A state constable is under investigation after shooting a man who was fleeing a traffic stop in South Carolina, according to officials.
Florence Officer Edward Sieban pulled over Brandon Fludd for speeding late Saturday night, according to Lt. Mike Brandt of the Florence Police Department. Sieban was accompanied by Group III State Constable Christopher Bachochin, Brandt said. A second police officer pulled over in another car as well.
Video of the incident shows Sieban ask for Fludd’s information and state he smells marijuana. The video then shows Fludd refuse to exit the vehicle and back into a police car. Shots are heard as Fludd drives away. Brandt could not confirm the number of shots fired.
When asked why he drove away, Fludd told ABC News, "Because I got nervous, I shouldn’t have taken off, I should have listened, but I got nervous and scared.”
Fludd said after he drove away from the scene he met his wife. He then got in his wife's car and went to the hospital. Fludd said he was shot three times: in his chest, his arm and his knee.
Officers found Fludd’s vehicle shortly after shots were fired. Fludd was later located at the McLeod Regional Medical Center, Brandt said.
The South Carolina Law Enforcement Division (SLED) is investigating the incident.
According to SLED, “Group III state constables are appointed by the governor and serve local law enforcement agencies without pay. SLED's role is to establish training requirements, set standards for conduct, prescribe limits on the use of authority, determine suitability and fitness of applicants, and enforce governing policies."
According to ABC affiliate WPDE, Bachochin is an “advanced-level constable” and has been with the program since 2012.
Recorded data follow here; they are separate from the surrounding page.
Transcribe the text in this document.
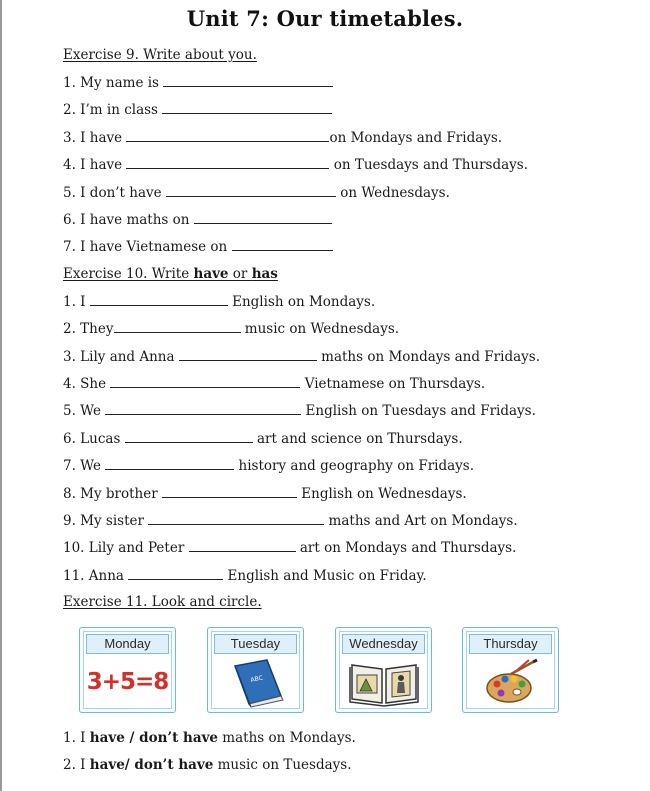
Unit 7: Our timetables.
Exercise 9. Write about you.
1. My name is
2. I’m in class
3. I have	on Mondays and Fridays.
4. I have	on Tuesdays and Thursdays.
5. I don’t have	on Wednesdays.
6. I have maths on
7. I have Vietnamese on
Exercise 10. Write have or has
1. I	English on Mondays.
2. They	music on Wednesdays.
3. Lily and Anna	maths on Mondays and Fridays.
4. She	Vietnamese on Thursdays.
5. We	English on Tuesdays and Fridays.
6. Lucas	art and science on Thursdays.
7. We	history and geography on Fridays.
8. My brother	English on Wednesdays.
9. My sister	maths and Art on Mondays.
10. Lily and Peter	art on Mondays and Thursdays.
11. Anna	English and Music on Friday.
Exercise 11. Look and circle.
Monday
3+5=8
Tuesday
ABC
Wednesday	Thursday
1. I have / don’t have maths on Mondays.
2. I have/ don’t have music on Tuesdays.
Fludd’s lawyer, South Carolina State Rep. Justin Bamberg, released a statement on the incident.
"We are deeply concerned that a pharmacist who volunteers as a constable has the ability to not only carry a weapon while observing actual police work, but to discharge it eight times into a moving vehicle," he said. "Police officers are required to go through a lengthy and rigorous training process in order to carry out their duties.
"Volunteer constables, like the pharmacist involved in this incident, do not have the appropriate training and should not be allowed to participate at the same level as a member of law enforcement. We will continue our own investigation into this incident and will ensure that Mr. Fludd's rights are protected," Bamberg added.
Speaking to ABC News, Bamberg said, “No one was at risk of being injured or killed by what my client did. This is what happens when you put firearms in the hands of a pharmacist and let him play police.”
The Florence officers involved in the incident are not on leave, according to Brandt. Bachochin has been instructed not to work, according to SLED, which is policy if the constable is under investigation.
ABC News could not immediately reach Bachochin for comment.